In the late afternoon, Giorgio appeared in Jay’s room again! He had called the carabinieri office and after much run-around had gone there, only to discover that the police report was not actually at that office but in Citta di Castello – an hour’s drive from Perugia , quite close to Scarlett’s house. With Janet translating from Canada on the phone, I learned that Giorgio was determined to go to Citta di Castello. I felt terrible that he was running around the countryside on our behalf (I also felt no certainty whatsoever that there even WAS a police report…and whether I wanted it to surface, really, with possible evidence about alcohol consumption.) However, Giorgio was not to be deterred. Janet explained that in Italy it was much better to do business face-to-face, and Giorgio felt certain he could obtain the report if he actually went there. I poured gratitude over him, and we all grinned, nodded and made animated facial expressions at each other.
That evening, Scarlett and her English friend Margaret came to take me into Perugia for dinner. They visited briefly with Jay. He tried to rally but I could see he was flagging and dispirited.
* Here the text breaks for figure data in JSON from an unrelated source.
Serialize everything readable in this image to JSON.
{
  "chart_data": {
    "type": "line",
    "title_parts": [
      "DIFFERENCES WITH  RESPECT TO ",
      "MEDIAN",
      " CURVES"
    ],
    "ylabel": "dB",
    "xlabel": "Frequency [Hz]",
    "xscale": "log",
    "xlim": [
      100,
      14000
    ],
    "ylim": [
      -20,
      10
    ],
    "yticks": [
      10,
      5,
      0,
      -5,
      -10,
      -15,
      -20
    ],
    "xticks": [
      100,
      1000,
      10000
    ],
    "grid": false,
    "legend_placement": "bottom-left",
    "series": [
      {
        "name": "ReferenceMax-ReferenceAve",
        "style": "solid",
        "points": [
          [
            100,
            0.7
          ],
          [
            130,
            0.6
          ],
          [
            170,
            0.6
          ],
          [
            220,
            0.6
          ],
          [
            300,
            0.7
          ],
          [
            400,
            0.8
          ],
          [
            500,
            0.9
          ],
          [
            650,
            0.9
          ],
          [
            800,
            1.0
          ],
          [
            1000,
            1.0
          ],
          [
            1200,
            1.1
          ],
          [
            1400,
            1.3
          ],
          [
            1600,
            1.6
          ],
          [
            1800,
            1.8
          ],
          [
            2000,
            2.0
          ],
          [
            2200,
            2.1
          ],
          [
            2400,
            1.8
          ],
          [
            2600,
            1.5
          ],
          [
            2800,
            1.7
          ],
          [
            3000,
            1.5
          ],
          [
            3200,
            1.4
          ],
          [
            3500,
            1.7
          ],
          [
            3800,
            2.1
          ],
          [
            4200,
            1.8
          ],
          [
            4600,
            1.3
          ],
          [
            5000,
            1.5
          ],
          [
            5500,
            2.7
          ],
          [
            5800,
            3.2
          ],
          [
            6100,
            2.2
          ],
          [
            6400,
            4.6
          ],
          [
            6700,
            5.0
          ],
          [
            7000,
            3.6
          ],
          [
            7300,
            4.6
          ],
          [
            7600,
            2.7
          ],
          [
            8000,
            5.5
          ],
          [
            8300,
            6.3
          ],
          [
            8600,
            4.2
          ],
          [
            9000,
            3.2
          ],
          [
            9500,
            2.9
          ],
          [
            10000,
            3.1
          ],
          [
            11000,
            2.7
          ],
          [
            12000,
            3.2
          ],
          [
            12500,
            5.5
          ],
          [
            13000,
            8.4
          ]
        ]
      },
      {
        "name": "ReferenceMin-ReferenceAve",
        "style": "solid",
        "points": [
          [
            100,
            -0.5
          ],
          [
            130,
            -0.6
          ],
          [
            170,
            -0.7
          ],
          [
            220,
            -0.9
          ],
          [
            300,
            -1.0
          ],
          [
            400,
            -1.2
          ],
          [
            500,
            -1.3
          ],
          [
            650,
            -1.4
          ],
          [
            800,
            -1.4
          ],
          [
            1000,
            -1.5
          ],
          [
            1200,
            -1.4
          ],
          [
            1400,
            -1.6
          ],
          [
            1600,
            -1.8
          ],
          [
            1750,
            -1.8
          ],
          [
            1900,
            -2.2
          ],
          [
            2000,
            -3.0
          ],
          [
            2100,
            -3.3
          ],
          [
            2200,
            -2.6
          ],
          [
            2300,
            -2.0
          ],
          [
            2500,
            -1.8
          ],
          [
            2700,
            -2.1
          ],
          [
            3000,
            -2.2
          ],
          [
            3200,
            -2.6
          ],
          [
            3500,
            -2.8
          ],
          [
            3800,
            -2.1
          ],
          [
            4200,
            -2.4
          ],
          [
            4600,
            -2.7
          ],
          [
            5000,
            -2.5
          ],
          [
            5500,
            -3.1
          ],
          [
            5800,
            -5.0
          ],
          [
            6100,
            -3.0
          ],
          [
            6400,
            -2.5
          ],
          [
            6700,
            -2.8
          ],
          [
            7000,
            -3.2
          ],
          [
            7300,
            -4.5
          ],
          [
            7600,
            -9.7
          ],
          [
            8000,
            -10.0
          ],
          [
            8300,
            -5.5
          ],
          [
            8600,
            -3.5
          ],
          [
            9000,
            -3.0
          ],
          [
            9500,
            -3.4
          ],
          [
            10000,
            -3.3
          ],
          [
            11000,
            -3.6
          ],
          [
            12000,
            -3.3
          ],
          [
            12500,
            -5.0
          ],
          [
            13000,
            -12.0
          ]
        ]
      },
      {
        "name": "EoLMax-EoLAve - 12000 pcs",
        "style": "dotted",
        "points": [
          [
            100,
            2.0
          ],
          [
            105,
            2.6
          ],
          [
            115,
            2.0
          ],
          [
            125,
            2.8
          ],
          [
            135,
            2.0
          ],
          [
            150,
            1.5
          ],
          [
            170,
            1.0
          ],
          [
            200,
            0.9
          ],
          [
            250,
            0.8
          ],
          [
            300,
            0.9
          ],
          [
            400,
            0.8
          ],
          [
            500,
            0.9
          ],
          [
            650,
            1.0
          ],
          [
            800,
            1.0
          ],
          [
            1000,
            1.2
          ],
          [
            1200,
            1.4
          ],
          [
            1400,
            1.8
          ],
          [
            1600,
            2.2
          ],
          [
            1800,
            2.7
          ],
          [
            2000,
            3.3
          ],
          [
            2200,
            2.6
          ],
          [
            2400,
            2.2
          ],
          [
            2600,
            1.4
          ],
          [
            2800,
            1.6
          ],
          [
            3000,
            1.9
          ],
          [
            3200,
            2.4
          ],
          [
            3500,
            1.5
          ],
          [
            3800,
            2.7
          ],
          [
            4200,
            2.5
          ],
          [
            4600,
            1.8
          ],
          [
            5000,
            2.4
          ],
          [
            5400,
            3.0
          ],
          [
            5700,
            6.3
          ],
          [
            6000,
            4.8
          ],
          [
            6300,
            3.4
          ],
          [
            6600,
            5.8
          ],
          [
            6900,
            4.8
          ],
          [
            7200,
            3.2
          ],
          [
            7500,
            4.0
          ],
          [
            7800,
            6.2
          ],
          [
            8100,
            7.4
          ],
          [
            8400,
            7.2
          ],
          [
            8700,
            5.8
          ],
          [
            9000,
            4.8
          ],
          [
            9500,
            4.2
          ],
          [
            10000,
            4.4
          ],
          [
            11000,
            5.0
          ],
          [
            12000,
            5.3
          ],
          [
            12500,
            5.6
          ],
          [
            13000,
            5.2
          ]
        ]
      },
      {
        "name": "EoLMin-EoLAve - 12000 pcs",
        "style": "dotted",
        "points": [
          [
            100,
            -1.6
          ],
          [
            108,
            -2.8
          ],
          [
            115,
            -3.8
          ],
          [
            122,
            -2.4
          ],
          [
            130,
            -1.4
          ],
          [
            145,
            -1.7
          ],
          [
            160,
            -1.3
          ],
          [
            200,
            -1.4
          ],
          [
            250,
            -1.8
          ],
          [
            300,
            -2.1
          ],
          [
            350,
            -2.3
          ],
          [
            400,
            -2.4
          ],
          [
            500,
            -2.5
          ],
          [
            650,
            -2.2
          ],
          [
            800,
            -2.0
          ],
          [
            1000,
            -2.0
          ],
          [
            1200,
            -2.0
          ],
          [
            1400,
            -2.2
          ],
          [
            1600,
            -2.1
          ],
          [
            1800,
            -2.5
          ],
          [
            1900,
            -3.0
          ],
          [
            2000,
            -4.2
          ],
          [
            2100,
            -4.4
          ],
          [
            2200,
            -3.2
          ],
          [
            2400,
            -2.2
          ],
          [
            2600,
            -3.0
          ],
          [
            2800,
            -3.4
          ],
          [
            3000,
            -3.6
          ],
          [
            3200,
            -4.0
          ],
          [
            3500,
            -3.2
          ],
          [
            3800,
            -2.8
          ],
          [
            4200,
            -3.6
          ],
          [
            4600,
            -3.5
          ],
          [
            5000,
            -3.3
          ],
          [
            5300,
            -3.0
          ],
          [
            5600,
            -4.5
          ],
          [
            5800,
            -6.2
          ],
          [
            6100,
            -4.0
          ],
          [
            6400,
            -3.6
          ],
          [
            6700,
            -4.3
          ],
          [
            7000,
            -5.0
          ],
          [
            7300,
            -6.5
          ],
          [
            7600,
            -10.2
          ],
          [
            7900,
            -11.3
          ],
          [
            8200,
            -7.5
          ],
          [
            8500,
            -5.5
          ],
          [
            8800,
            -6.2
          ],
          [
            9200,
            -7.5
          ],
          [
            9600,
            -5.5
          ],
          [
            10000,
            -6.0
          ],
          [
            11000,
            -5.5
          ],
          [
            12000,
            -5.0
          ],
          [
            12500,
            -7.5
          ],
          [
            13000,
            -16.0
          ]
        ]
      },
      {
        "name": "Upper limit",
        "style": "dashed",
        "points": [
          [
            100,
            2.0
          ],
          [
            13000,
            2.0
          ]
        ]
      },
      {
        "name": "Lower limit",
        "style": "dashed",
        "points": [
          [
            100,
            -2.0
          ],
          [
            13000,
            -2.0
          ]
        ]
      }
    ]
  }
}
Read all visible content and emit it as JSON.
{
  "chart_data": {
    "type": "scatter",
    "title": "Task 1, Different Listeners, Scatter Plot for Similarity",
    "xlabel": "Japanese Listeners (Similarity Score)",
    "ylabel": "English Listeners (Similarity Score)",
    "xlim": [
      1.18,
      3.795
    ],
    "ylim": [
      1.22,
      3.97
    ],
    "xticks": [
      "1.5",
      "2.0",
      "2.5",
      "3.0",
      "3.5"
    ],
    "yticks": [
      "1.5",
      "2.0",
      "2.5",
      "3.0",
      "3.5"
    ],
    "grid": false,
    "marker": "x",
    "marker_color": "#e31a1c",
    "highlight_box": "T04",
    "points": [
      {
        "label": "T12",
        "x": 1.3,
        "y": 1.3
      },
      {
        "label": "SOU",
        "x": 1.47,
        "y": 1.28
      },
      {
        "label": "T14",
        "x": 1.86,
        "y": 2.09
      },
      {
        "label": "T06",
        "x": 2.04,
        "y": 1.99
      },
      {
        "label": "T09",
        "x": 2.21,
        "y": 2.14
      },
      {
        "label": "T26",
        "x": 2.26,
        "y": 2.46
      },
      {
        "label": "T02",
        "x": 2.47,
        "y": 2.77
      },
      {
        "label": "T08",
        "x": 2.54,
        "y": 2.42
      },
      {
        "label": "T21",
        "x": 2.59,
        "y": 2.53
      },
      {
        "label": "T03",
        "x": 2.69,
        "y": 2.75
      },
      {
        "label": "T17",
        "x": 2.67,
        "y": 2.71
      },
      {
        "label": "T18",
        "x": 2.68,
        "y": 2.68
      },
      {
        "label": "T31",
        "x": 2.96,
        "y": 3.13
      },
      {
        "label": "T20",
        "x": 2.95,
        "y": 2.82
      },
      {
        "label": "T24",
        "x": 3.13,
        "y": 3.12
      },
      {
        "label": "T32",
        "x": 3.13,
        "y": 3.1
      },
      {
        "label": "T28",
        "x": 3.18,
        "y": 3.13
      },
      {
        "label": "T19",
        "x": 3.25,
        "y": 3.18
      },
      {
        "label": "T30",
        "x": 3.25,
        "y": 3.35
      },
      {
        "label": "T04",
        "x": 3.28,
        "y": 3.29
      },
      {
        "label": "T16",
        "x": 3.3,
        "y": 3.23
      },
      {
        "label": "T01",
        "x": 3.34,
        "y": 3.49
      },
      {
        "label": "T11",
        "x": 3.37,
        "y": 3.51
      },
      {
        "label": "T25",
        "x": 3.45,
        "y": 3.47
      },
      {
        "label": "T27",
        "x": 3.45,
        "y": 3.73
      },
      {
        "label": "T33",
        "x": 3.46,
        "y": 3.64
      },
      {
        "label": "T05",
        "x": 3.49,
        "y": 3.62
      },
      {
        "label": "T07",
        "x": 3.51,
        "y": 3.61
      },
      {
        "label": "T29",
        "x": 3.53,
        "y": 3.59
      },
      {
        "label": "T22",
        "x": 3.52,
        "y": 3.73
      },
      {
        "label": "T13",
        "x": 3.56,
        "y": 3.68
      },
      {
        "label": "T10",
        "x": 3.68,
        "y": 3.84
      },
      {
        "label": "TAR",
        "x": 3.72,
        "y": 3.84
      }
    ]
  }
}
We had a pleasant meal in the pedestrian square in Perugia, although the food was not quite as good as at La Collina! But as it was the last time I’d have a chance to go out to dine, I welcomed the change of venue. Over dinner, as the light and heat faded, they warned me about just how awful Jay would look coming out of surgery (both had been at the bedside of loved ones immediately post-surgery.)
“He’ll looks dreadful, pale and sweaty, and he’ll likely be throwing up green,” said Scarlett.
“And he might be really disoriented,” her friend added, “But it’s normal. He’ll be much better the next day.”
Apart from the green vomit, it didn’t sound like it would be that much of a change.